On Sat, 18 Jul 2009 22:17:06 +1000, Lex wrote:
2009/7/18 Enrico Tröger enrico.troeger@uvena.de:
On Fri, 17 Jul 2009 10:03:15 +1000, Lex wrote:
- you really should fix the compiler warnings, I get a whole bunch
when compiling the code (see attachment). Most of them are harmless like unused variables but the more warnings you usually have, the bigger the danger is to overlook a real warning which you want to see
I don't get any of these, is there an option I need to give make or configure to make it picky???
Should be all fixed, but I can't actually check since I don't get them. BTW the filetypes one was useful, but most build ones were just annoying thankfully.
The most important flag is -Wall, this should be used generally I think. I personally use some more flags like (set before running ./configure resp. ./waf configure): export CFLAGS="-Wall -O0 -g -pipe -march=athlon64 \ -DGEANY_DEBUG \ -D_FORTIFY_SOURCE=2 \ -Waggregate-return \ -Wdeclaration-after-statement \ -Wdisabled-optimization \ -Wfloat-equal \ -Wformat-nonliteral \ -Wformat-security \ -Wformat=2 \ -Winit-self \ -Winline \ -Wmissing-field-initializers \ -Wmissing-include-dirs \ -Wmissing-noreturn \ -Wpointer-arith \ -Wshadow \ -Wsign-compare \ -fno-common \ -funit-at-a-time \ "
But this is enables rather much stuff. Anyway, the latest SVN builds pretty fine with these fine, good job.
Oh, OK environment variable!!
couple of (maybe helpful, maybe not) comments
I think Wformat=2 includes Wformat-security and Wformat-nonliteral I don't think Winit-self will work without -Wuninitialized and -O1 Winline seems wasted since no Geany currently inlines and anyway its not really useful even if you use inlines, if the compiler won't inline something, it won't, so whats the point of a warning? (C++ user speaking) funit-at-a-time isn't much use at low optimisation levels & is automatically on at high levels anyway.

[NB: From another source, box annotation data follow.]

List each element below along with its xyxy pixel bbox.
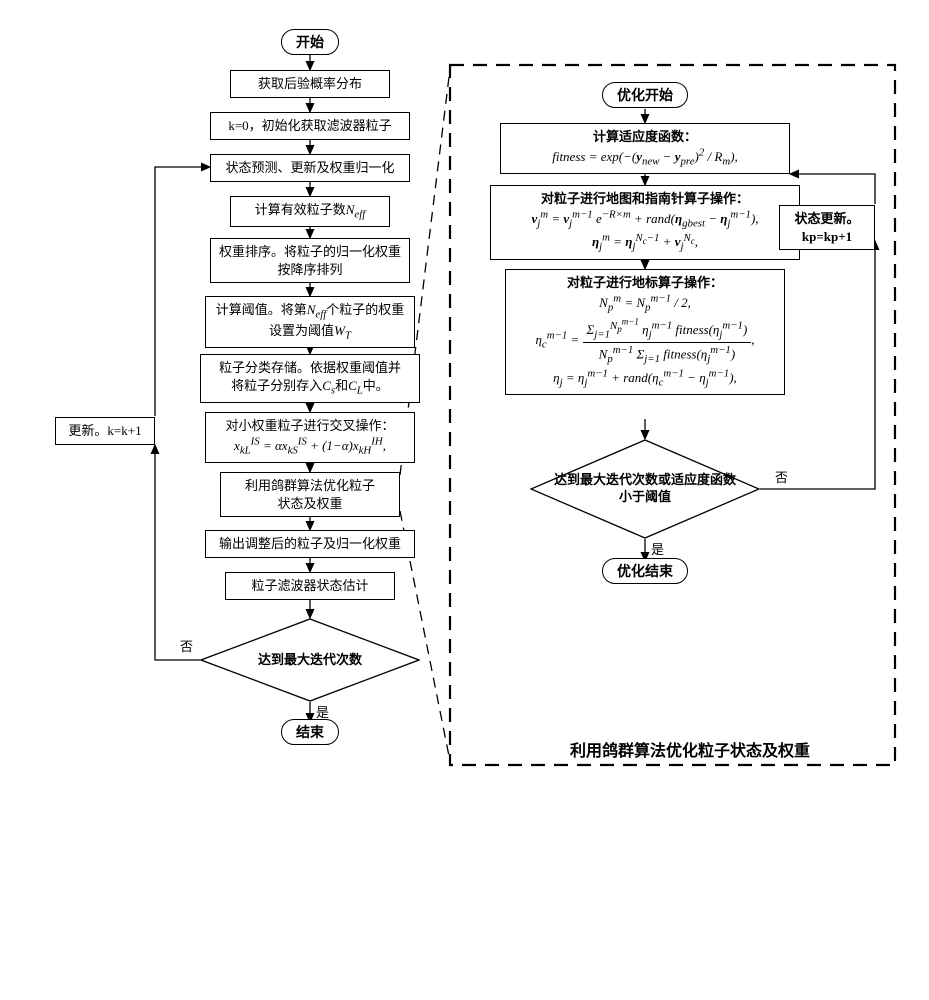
opt-start: 优化开始 <box>602 82 688 108</box>
left-step-6: 粒子分类存储。依据权重阈值并将粒子分别存入Cs和CL中。 <box>200 354 420 403</box>
left-step-5: 计算阈值。将第Neff个粒子的权重设置为阈值WT <box>205 296 415 348</box>
left-update: 更新。k=k+1 <box>55 417 155 445</box>
map: 对粒子进行地图和指南针算子操作：vjm = vjm−1 e−R×m + rand… <box>490 185 800 260</box>
left-no: 否 <box>180 636 193 655</box>
fitness: 计算适应度函数：fitness = exp(−(ynew − ypre)2 / … <box>500 123 790 174</box>
right-decision: 达到最大迭代次数或适应度函数小于阈值 <box>530 439 760 539</box>
left-step-10: 粒子滤波器状态估计 <box>225 572 395 600</box>
end: 结束 <box>281 719 339 745</box>
left-step-7: 对小权重粒子进行交叉操作：xkLIS = αxkSIS + (1−α)xkHIH… <box>205 412 415 463</box>
start: 开始 <box>281 29 339 55</box>
left-step-0: 获取后验概率分布 <box>230 70 390 98</box>
left-step-1: k=0，初始化获取滤波器粒子 <box>210 112 410 140</box>
right-title: 利用鸽群算法优化粒子状态及权重 <box>570 737 810 761</box>
left-step-9: 输出调整后的粒子及归一化权重 <box>205 530 415 558</box>
right-yes: 是 <box>651 539 664 558</box>
landmark: 对粒子进行地标算子操作：Npm = Npm−1 / 2,ηcm−1 = Σj=1… <box>505 269 785 395</box>
opt-end: 优化结束 <box>602 558 688 584</box>
left-step-4: 权重排序。将粒子的归一化权重按降序排列 <box>210 238 410 283</box>
right-update: 状态更新。kp=kp+1 <box>779 205 875 250</box>
left-step-3: 计算有效粒子数Neff <box>230 196 390 227</box>
left-step-8: 利用鸽群算法优化粒子状态及权重 <box>220 472 400 517</box>
right-no: 否 <box>775 467 788 486</box>
left-step-2: 状态预测、更新及权重归一化 <box>210 154 410 182</box>
left-decision: 达到最大迭代次数 <box>200 618 420 702</box>
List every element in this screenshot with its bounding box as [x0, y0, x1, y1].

Probably all true but on the other hand, it just don't hurt :). I didn't say you should use them, just that I use them.
probably worth Wstrict-prototypes
This causes lots of warnings in the GTK headers, kinda unfortunate.
Yes, as I said I don't have a better idea so far and so I'm not in the position to criticise the dialog too much :). Maybe we find a solution, if needed at all, later. And since the dialog UI exists for now, it's more important to get everything behind working. Changing the GUI can be done easily afterwards.
Yes, I am about to say that this branch is feature complete and any problems that come up now are bugs or put in the TODO list
Cool, so we can slowly start talking about merging the branch back to trunk (slowly). I think it's best to test this code and to find and fix obvious bugs and problems. And then get it into trunk for a wider audience.
I'm wondering if it is worth to make another release before merging the branch or to do it before. Doing a releasing before merging would make the release more stable probably and gives us more time to test the new code. OTOH merging the branch soon and delaying a possible new release a bit is maybe better for the users because they don't need to wait for another release cycle to see the new and fancy build system code :).
Any opinions? I tend to merge it and then make a release.